Üçüncüsü ise kendilerini Cumhur İttifakının karşısında konumlandıran HDP ve diğer sol, sosyalist partiler ve yapıların oluşturduğu demokrasi cephesi diye tanımlanabilecek çevreler. Bu cephede Emek ve Özgürlük İttifakı ile Sosyalist Güç Birliği adında iki yapı oluşmuş durumda.
Seçimlerin sonucunu belirleyecek üç seçmen öbeği var. Cumhur İttifakından uzaklaşan seçmenler, yeni genç seçmenler ve üçüncü blokta yer alan partilerin seçmenleri.
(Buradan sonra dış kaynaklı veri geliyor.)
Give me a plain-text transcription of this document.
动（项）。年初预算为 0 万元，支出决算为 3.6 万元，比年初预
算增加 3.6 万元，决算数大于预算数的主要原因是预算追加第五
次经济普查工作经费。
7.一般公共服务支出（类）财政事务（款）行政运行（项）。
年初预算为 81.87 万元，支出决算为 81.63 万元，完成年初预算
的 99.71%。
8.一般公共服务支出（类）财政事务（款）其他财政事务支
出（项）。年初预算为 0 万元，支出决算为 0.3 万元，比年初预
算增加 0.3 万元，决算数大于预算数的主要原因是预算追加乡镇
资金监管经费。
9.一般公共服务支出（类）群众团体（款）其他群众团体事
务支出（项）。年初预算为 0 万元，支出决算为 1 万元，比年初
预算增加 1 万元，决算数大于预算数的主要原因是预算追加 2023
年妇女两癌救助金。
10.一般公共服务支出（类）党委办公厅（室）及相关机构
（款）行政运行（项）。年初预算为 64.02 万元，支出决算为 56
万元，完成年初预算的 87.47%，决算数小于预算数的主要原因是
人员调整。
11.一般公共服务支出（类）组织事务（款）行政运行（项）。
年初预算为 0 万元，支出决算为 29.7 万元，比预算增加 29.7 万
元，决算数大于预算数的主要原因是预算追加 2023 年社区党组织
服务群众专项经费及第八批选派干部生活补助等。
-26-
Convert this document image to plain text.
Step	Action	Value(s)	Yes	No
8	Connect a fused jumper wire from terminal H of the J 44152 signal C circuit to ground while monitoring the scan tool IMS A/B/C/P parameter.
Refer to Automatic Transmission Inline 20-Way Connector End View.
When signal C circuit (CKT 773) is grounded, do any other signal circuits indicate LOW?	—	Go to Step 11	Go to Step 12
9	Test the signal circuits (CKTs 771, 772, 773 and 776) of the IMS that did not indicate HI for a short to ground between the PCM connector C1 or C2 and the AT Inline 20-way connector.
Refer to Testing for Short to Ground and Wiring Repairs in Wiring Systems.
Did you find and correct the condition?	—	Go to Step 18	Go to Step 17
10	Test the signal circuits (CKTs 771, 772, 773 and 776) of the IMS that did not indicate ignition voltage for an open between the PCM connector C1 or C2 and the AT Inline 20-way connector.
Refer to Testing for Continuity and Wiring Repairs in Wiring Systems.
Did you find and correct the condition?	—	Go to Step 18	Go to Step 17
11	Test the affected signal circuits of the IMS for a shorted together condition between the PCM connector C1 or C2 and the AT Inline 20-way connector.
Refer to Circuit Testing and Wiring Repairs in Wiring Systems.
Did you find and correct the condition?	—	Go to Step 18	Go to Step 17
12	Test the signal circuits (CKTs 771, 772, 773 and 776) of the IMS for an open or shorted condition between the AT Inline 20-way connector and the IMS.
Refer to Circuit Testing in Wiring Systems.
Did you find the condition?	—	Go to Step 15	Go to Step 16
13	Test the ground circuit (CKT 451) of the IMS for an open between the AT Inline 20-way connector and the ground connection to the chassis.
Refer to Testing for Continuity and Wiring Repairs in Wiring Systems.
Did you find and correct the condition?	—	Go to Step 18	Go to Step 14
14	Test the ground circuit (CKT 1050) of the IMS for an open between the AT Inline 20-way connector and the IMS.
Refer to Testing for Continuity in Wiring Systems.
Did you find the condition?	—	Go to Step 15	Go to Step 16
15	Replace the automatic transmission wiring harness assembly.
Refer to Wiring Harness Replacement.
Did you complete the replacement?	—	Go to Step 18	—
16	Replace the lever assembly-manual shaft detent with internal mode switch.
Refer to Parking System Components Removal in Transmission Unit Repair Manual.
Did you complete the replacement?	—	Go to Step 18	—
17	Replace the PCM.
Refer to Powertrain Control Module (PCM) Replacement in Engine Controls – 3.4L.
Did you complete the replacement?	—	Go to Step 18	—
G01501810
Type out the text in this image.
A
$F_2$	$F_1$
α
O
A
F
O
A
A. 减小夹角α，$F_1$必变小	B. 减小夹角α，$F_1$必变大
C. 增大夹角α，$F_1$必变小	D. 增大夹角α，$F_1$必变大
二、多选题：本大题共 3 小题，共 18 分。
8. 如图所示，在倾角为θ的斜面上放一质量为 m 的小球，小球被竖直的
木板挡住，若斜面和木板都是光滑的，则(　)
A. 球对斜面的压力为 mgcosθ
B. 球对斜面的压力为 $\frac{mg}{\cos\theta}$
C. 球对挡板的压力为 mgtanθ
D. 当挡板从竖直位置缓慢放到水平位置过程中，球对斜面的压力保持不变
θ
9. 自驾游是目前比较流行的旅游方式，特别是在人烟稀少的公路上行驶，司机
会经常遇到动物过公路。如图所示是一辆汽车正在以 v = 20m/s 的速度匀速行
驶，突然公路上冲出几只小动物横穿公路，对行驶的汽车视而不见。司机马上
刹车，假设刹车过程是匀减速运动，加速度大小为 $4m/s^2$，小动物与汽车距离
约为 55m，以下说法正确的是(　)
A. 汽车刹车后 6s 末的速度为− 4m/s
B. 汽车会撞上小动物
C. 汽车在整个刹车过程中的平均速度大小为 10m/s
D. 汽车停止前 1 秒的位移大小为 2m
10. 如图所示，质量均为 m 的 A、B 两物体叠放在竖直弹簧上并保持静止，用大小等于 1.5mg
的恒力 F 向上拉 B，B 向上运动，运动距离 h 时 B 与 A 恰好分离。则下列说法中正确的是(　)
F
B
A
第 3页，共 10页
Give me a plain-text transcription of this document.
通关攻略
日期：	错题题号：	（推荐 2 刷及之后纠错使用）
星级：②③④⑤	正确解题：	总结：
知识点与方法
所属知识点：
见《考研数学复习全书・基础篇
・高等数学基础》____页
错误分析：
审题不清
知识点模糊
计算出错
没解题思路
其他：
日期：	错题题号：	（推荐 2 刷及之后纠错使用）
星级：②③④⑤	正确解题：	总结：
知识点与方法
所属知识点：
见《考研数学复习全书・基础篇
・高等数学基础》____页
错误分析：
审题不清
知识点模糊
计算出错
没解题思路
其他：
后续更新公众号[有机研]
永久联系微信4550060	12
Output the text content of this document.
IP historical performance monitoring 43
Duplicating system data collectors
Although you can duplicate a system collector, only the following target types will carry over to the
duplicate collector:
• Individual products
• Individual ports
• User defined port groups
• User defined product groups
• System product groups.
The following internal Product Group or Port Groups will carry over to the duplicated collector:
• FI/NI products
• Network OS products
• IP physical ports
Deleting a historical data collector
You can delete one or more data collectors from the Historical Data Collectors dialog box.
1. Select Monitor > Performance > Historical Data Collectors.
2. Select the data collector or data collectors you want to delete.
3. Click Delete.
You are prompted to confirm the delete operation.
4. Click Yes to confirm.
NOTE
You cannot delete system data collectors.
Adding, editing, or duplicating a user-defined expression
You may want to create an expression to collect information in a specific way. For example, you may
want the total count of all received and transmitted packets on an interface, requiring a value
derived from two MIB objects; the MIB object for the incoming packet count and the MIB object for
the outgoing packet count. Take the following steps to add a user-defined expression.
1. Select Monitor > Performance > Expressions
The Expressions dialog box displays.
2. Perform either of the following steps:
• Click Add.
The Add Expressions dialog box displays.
Türkiye tarihinin en kritik 2023 seçim yarışı, Cumhur İttifakı ile altılı masa arasında yaşanacak. Yarışın sonucunda yoksulluğa, yolsuzluğa, hayat pahalığına son verilmesini, ülke demokrasisinin, yargısal adaletin ve toplumsal barışın geliştirilmesi için toplumsal zemininin inşasını, asıl olarak HDP ve sol, sosyalist partilerin sandık başında ne yaptıkları veya ne yapmadıkları tayin edecek.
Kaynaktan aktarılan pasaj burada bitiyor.